Scholastic Richie Fernando SJ with then Scholastic Fr Totet Banaynal SJ
Richie Fernando SJ with then scholastic Fr Totet Banaynal SJ

“Let me go, teacher; I do not want to kill you,” Sarom pleaded. But Fernando continued to hold him and the grenade fell out of Sarom’s hand, hitting his artificial leg. It bounced behind the two of them and hit Fernando on the back of his head.  As the grenade went off, Fernando fell to the floor still clasping Sarom, shielding him from the blast. In an instant, Fernando was dead. He was only 26.

Fr Johnny Go SJ recalled how he and other Jesuits in Manila took the news. “I still remember. I was in the Loyola House of Studies refectory for lunch, and then the news broke. Richie had been killed in a grenade explosion. We looked at one another with dread and disbelief, praying that the news was nothing more than a rumour. I remember confiding to my fellow seminarians then: ‘I’m really not sure whether in that split second to decide, I would choose to save myself or like Richie, die for others.’”
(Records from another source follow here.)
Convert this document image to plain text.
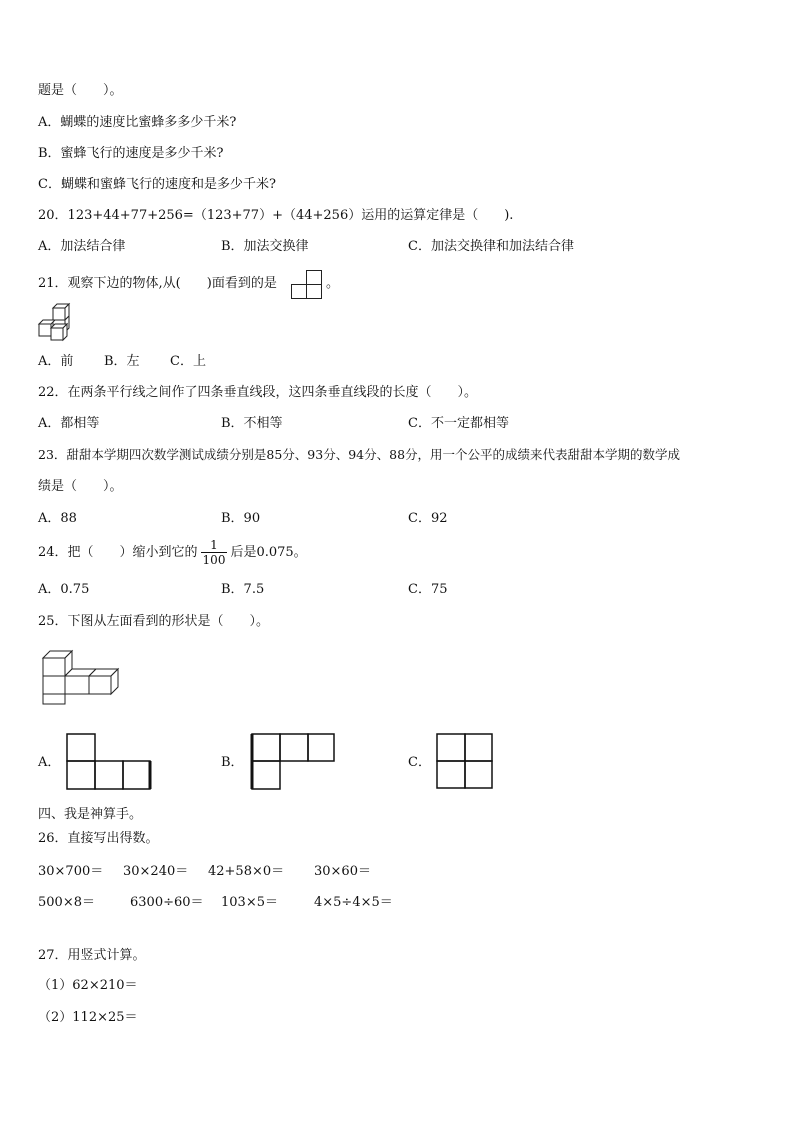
题是（　　）。
A．蝴蝶的速度比蜜蜂多多少千米?
B．蜜蜂飞行的速度是多少千米?
C．蝴蝶和蜜蜂飞行的速度和是多少千米?
20．123+44+77+256=（123+77）+（44+256）运用的运算定律是（　　).
A．加法结合律	B．加法交换律	C．加法交换律和加法结合律
21．观察下边的物体,从(　　)面看到的是	。
A．前 B．左 C．上
22．在两条平行线之间作了四条垂直线段，这四条垂直线段的长度（　　）。
A．都相等	B．不相等	C．不一定都相等
23．甜甜本学期四次数学测试成绩分别是85分、93分、94分、88分，用一个公平的成绩来代表甜甜本学期的数学成
绩是（　　）。
A．88	B．90	C．92
24．把（　　）缩小到它的 $\frac{1}{100}$ 后是0.075。
A．0.75	B．7.5	C．75
25．下图从左面看到的形状是（　　）。
A．	B．	C．
四、我是神算手。
26．直接写出得数。
30×700＝ 30×240＝ 42+58×0＝ 30×60＝
500×8＝	6300÷60＝ 103×5＝	4×5÷4×5＝
27．用竖式计算。
（1）62×210＝
（2）112×25＝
In his letter, Fr Moreno noted, “Since his death, various expressions of devotion to Richie have sprung up and continued, not just in the Philippines and Cambodia, but in other places as well”.

Fr Moreno stressed the importance of building a compelling case before the Vatican authorities, which will involve extensive data gathering, such as interviewing people, collecting evidence from those who knew him, getting his letters, writings, talks, and so forth.  To facilitate the process, a team has been formed to do “the spadework that will underpin the promotion of Richie’s cause”. Fr Moreno also said that he “will collaborate with Bishop Tobias and the Diocese of Novaliches [Fernando’s home diocese] in support of this effort”.

“I ask the prayers of all in the Province to beg the Lord’s gracious assistance in this process that, if he so wills, it may prosper for the benefit of his people,” said Fr Moreno.  He also thanked Fernando’s family “for so generously gifting the Society with him and for loyally standing by us over the years”.